The one guarantee is that Casse won't be misinterpreting his accession. In this business, you never run out of challenges. Nonetheless he is proud that the Hall of Fame vindicates not just his own talent, but also the people who allowed it to flourish.
On Wednesday his mother called in tears of joy. When Casse was 13, and his parents were splitting up, she had wanted to take him with her back to Indiana.
“She was going to move away from horse racing, and there was a big battle over where I was going to stay,” he recalls. “One day I went to her and I said, 'Mom, do you love me?' She goes, 'I love you more than anything in the world.' I said, 'Well, if you truly love me, you'll let me stay with dad and the horses. Because if you take me away from the horses…' And she said, 'Okay.' To me, that day, she showed how much she loved me. She sacrificed her feelings for mine, and there's no greater love than that.”

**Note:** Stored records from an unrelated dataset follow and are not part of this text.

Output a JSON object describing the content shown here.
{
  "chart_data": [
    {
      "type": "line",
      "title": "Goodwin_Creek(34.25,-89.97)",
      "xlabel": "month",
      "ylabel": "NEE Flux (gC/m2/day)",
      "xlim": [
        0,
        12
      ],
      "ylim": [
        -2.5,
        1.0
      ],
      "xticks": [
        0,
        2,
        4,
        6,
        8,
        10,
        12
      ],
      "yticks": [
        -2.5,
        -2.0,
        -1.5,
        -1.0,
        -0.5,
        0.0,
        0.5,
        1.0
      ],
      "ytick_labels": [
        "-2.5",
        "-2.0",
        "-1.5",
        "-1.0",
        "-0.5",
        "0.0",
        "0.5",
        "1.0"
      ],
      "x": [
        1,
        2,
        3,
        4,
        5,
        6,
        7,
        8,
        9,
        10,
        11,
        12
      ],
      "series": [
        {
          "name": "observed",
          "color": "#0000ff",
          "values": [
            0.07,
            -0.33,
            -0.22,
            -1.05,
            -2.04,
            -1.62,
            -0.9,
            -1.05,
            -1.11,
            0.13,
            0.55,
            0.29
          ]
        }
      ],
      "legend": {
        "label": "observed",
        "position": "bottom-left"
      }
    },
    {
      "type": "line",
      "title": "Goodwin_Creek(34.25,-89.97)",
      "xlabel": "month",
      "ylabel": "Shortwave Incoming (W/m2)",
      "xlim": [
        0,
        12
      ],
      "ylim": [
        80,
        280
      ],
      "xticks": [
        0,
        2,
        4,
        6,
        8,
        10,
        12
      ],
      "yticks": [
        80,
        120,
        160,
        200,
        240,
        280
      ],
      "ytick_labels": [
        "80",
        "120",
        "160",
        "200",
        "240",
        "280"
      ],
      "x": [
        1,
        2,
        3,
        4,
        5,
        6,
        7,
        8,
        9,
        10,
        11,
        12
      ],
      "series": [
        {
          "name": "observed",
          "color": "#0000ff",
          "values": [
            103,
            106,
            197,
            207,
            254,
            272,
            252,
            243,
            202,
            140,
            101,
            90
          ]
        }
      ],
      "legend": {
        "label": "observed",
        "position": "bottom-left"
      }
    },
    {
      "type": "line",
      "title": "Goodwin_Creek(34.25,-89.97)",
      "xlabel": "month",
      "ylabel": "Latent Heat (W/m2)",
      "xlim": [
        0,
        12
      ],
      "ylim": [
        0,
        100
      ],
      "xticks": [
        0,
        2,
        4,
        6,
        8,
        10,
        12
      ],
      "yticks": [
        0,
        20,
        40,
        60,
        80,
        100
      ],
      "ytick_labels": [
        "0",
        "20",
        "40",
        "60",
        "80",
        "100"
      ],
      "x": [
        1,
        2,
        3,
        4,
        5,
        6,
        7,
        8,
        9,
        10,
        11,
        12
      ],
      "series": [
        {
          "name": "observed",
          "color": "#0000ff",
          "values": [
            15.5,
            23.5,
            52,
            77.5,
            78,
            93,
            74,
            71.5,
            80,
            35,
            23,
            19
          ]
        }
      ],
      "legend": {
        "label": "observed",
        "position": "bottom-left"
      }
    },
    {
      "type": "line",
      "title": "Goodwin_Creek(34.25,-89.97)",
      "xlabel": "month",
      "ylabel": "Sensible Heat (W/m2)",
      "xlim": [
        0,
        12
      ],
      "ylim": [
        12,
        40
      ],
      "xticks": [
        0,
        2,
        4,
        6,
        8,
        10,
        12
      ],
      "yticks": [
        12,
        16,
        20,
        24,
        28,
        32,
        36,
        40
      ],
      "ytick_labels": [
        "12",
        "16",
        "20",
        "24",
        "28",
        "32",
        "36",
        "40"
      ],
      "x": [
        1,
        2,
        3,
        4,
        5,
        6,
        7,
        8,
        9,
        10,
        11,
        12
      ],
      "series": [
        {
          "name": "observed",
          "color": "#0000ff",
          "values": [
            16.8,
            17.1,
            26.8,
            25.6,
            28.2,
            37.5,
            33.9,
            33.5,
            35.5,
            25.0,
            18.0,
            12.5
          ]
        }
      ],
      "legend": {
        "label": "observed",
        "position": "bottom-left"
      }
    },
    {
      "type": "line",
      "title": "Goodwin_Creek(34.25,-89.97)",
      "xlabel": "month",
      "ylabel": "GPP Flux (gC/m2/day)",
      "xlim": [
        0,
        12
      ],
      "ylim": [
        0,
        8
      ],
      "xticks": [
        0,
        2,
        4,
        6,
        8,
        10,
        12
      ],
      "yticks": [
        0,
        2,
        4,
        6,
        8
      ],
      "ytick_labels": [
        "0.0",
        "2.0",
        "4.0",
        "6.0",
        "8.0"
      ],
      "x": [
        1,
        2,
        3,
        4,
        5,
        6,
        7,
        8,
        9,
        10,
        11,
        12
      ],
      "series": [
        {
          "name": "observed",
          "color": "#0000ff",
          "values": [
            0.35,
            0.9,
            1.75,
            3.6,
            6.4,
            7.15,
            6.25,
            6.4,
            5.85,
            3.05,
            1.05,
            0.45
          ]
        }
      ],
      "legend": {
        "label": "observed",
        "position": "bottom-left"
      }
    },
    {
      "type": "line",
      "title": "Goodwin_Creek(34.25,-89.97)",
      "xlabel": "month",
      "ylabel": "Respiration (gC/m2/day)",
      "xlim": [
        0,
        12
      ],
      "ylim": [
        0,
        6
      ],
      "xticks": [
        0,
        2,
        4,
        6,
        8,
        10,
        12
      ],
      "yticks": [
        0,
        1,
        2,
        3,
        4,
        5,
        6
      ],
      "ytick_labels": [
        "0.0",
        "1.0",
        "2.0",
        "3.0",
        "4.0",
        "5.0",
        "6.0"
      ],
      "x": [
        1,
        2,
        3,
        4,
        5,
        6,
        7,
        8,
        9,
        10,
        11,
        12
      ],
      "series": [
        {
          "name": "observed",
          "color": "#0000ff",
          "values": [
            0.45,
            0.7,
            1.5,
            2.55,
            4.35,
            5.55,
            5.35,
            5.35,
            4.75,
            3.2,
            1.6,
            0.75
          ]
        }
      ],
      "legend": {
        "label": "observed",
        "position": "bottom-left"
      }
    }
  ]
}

His mother, then, has no less a share of the gratitude Casse divides between his parents. Their parting actually created a new bond of sorts, in mutually committing to his fulfilment. Yes, the joy that ultimately resulted comes with a renewed sorrow, in that it cannot be shared with his father. But at least Casse can comfort himself that his dad's legacy is now secured forever.
“My Dad and I would go to the Hall of Fame all the time when we were in Saratoga,” Casse recalls. “Obviously I was in awe, because this was the world I loved. I had such love for my father and horse racing was what we did together. He was very instrumental in helping me achieve my goals, that's for sure. I wouldn't be where I am today without him. Unfortunately, it's a few years now since he passed away. But I think he's up there looking down, and I hope he's very proud.”